Tanjong Pagar chairman Edward Liu said: "Taking part in the S.League is only one aspect (of the club).

"We will continue to function and run activities such as our clubhouse, outreach programmes and Sunday activities with the CDC (Community Development Council).

"Going forward, we will look at where we can improve our structure of youth development.

Review strategies

"But these are still early days and we will need to sit down and review our strategies and re-strategise our resources."

Apart from Tanjong Pagar's pullout, the S.League also announced that Hougang Untied and Woodlands Wellington would merge into a single club.

Both sides have yet to sort out their technical team for next season.

Woodlands coach Salim Moin admitted he was in "limbo", while Hougang coach Amin Nasir has been battling cancer throughout the 2014 campaign.

Word on the grapevine is that the playing roster will comprise mostly Hougang players.

When asked what the dynamics of the merger would be like, the FAS spokesman said: "Hougang and Woodlands will... combine all their assets and resources in order to become a bigger club so as to be able to challenge for honours next season.

"The respective management committees from the two clubs will meet to form a new management committee.

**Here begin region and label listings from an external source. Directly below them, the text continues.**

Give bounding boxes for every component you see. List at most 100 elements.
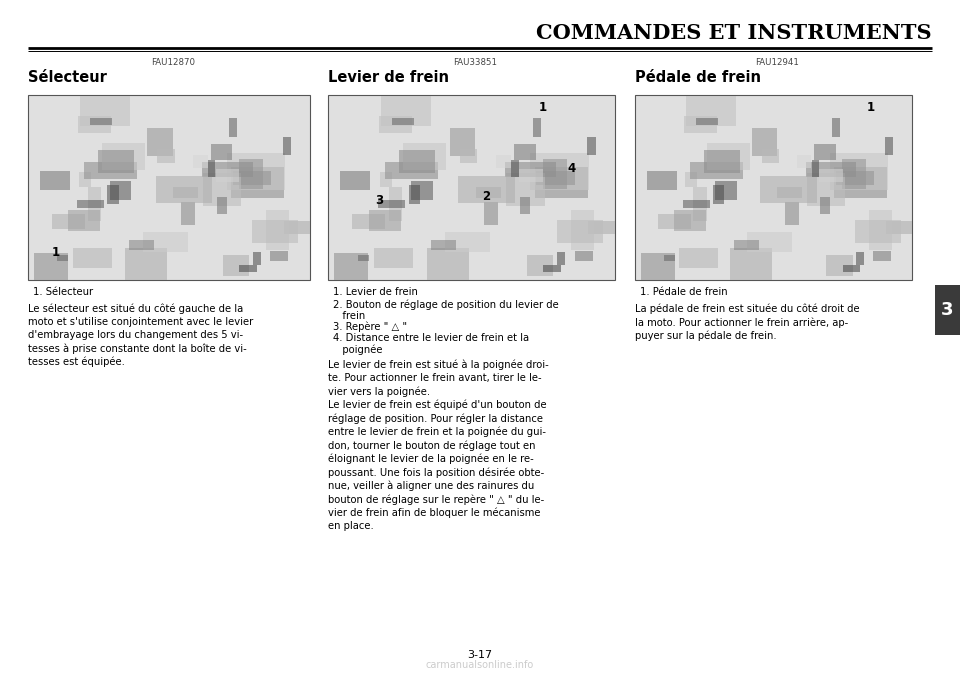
Bar <box>704 149 739 173</box>
Bar <box>734 240 759 250</box>
Bar <box>98 149 134 173</box>
Bar <box>271 251 288 261</box>
Bar <box>108 185 118 204</box>
Bar <box>674 210 707 232</box>
Bar <box>832 118 840 137</box>
Bar <box>519 169 543 182</box>
Bar <box>102 143 145 170</box>
Bar <box>873 251 891 261</box>
Text: 3: 3 <box>941 301 953 319</box>
Bar <box>683 200 709 208</box>
Bar <box>557 252 565 265</box>
Bar <box>369 210 401 232</box>
Bar <box>476 187 501 198</box>
Bar <box>785 202 800 225</box>
Bar <box>797 155 811 168</box>
Bar <box>78 116 111 133</box>
Bar <box>373 248 413 268</box>
Bar <box>588 221 615 234</box>
Bar <box>515 144 536 160</box>
Bar <box>449 128 475 155</box>
Text: 1. Pédale de frein: 1. Pédale de frein <box>640 287 728 297</box>
Text: 1: 1 <box>540 101 547 115</box>
Bar <box>855 252 864 265</box>
Bar <box>239 265 257 272</box>
Bar <box>352 214 385 229</box>
Bar <box>484 202 498 225</box>
Bar <box>685 172 697 187</box>
Bar <box>403 143 446 170</box>
Bar <box>217 197 227 214</box>
Bar <box>533 118 540 137</box>
Bar <box>827 255 852 276</box>
Bar <box>87 187 101 221</box>
Bar <box>392 118 414 125</box>
Text: 3-17: 3-17 <box>468 650 492 660</box>
Text: carmanualsonline.info: carmanualsonline.info <box>426 660 534 670</box>
Bar <box>173 187 198 198</box>
Bar <box>696 118 718 125</box>
Bar <box>679 248 718 268</box>
Bar <box>142 232 187 252</box>
Bar <box>778 187 803 198</box>
Bar <box>885 137 893 155</box>
Text: Le sélecteur est situé du côté gauche de la
moto et s'utilise conjointement avec: Le sélecteur est situé du côté gauche de… <box>28 304 253 367</box>
Bar <box>77 200 104 208</box>
Bar <box>84 162 137 179</box>
Bar <box>686 96 735 126</box>
Bar <box>34 253 68 280</box>
Bar <box>79 172 91 187</box>
Bar <box>378 116 413 133</box>
Text: 2. Bouton de réglage de position du levier de
   frein: 2. Bouton de réglage de position du levi… <box>333 299 559 321</box>
Bar <box>752 128 778 155</box>
Bar <box>380 172 392 187</box>
Bar <box>381 96 431 126</box>
Bar <box>239 159 263 189</box>
Bar <box>460 149 477 162</box>
Text: Le levier de frein est situé à la poignée droi-
te. Pour actionner le frein avan: Le levier de frein est situé à la poigné… <box>328 360 549 531</box>
Bar <box>385 162 438 179</box>
Bar <box>760 176 817 203</box>
Bar <box>109 181 132 200</box>
Bar <box>40 171 70 189</box>
Bar <box>334 253 369 280</box>
Bar <box>762 149 780 162</box>
Bar <box>204 172 241 206</box>
Bar <box>814 144 836 160</box>
Bar <box>341 171 371 189</box>
Bar <box>588 137 595 155</box>
Bar <box>647 171 677 189</box>
Bar <box>358 255 369 261</box>
Bar <box>842 159 866 189</box>
Bar <box>58 255 68 261</box>
Bar <box>431 240 456 250</box>
Bar <box>252 220 299 243</box>
Text: 4. Distance entre le levier de frein et la
   poignée: 4. Distance entre le levier de frein et … <box>333 333 529 355</box>
Bar <box>843 265 860 272</box>
Bar <box>230 168 284 198</box>
Bar <box>208 160 215 177</box>
Bar <box>535 168 588 198</box>
Bar <box>125 248 167 280</box>
Bar <box>156 176 212 203</box>
Bar <box>512 160 518 177</box>
Text: FAU12870: FAU12870 <box>151 58 195 67</box>
Text: FAU12941: FAU12941 <box>756 58 800 67</box>
Bar <box>193 155 207 168</box>
Bar <box>181 202 195 225</box>
Bar <box>869 210 892 249</box>
Bar <box>283 137 291 155</box>
Bar <box>855 220 901 243</box>
Bar <box>527 255 553 276</box>
Bar <box>148 128 173 155</box>
Bar <box>806 172 845 206</box>
Bar <box>73 248 111 268</box>
Bar <box>232 170 271 185</box>
Bar <box>223 255 250 276</box>
Bar <box>659 214 691 229</box>
Bar <box>690 162 743 179</box>
Bar <box>747 232 792 252</box>
Bar <box>935 285 960 335</box>
Bar <box>805 162 856 177</box>
Bar <box>377 200 404 208</box>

Thereafter, the details of the new club will be discussed."

It is not the first time two S.League clubs have merged.

In 2003, Balestier Central and Clementi Khalsa merged to form Balestier Khalsa.

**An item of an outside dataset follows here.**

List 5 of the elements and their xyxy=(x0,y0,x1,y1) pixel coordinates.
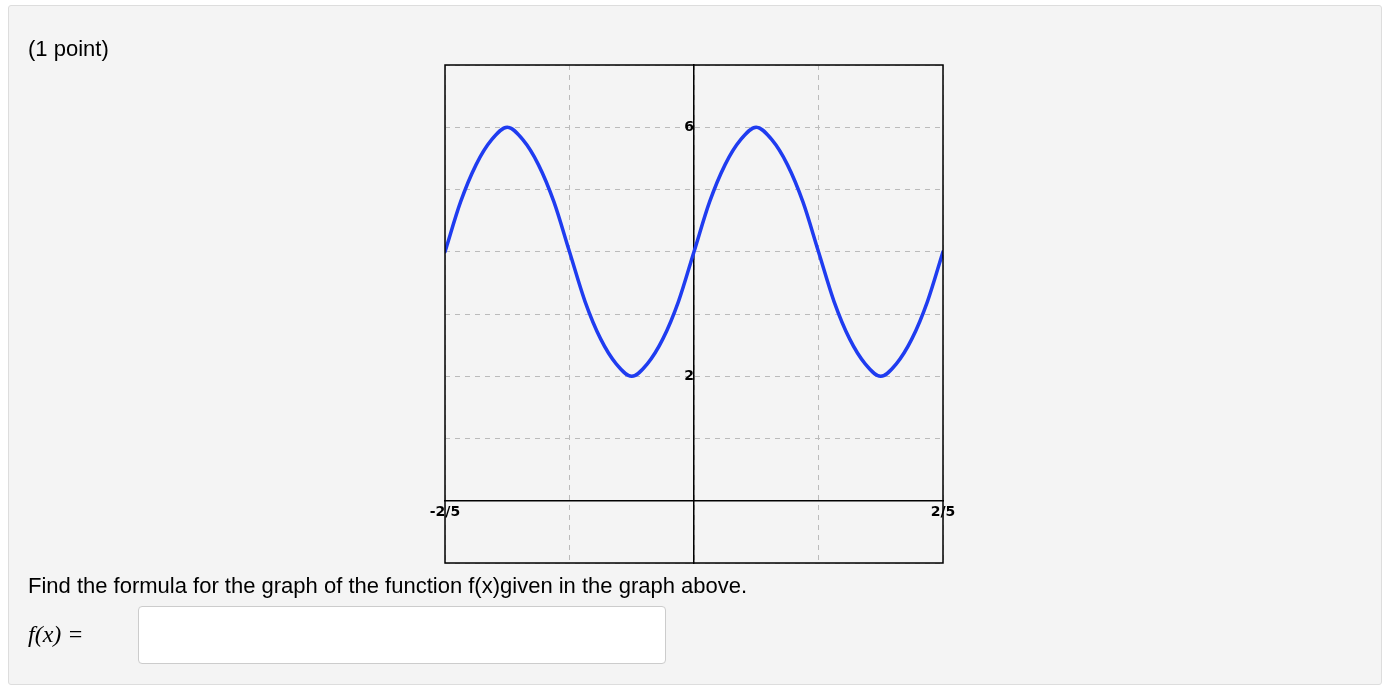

After almost a decade of languishing in the bottom half of the S.League, the club have posted three consecutive top-half finishes and won the StarHub League Cup last year.

Tomorrow, they hope to capture their biggest prize, yet, when they battle Home United in the RHB Singapore Cup final.

Said Balestier chairman S Thavaneson: "Our case was very different. We weren't looking for a merger but there was a move to drop Clementi Khalsa from the S.League.

"I knew their chairman personally and I knew they were interested in a merger, so I invited them, simply to keep people who wanted to be in football, in the game.

"It is different from the Hougang-Woodlands merger because there was no financial gambit at all. Neither club were operating jackpot machines then.

"As for the technical side of things, after the merger, we brought in Jang Jung as coach. He decided which players he wanted and there was no interference from the management.

"I suppose the new management committee of the Hougang-Woodlands team will have to decide who is the best candidate to lead their team, before they can pick their players and so on."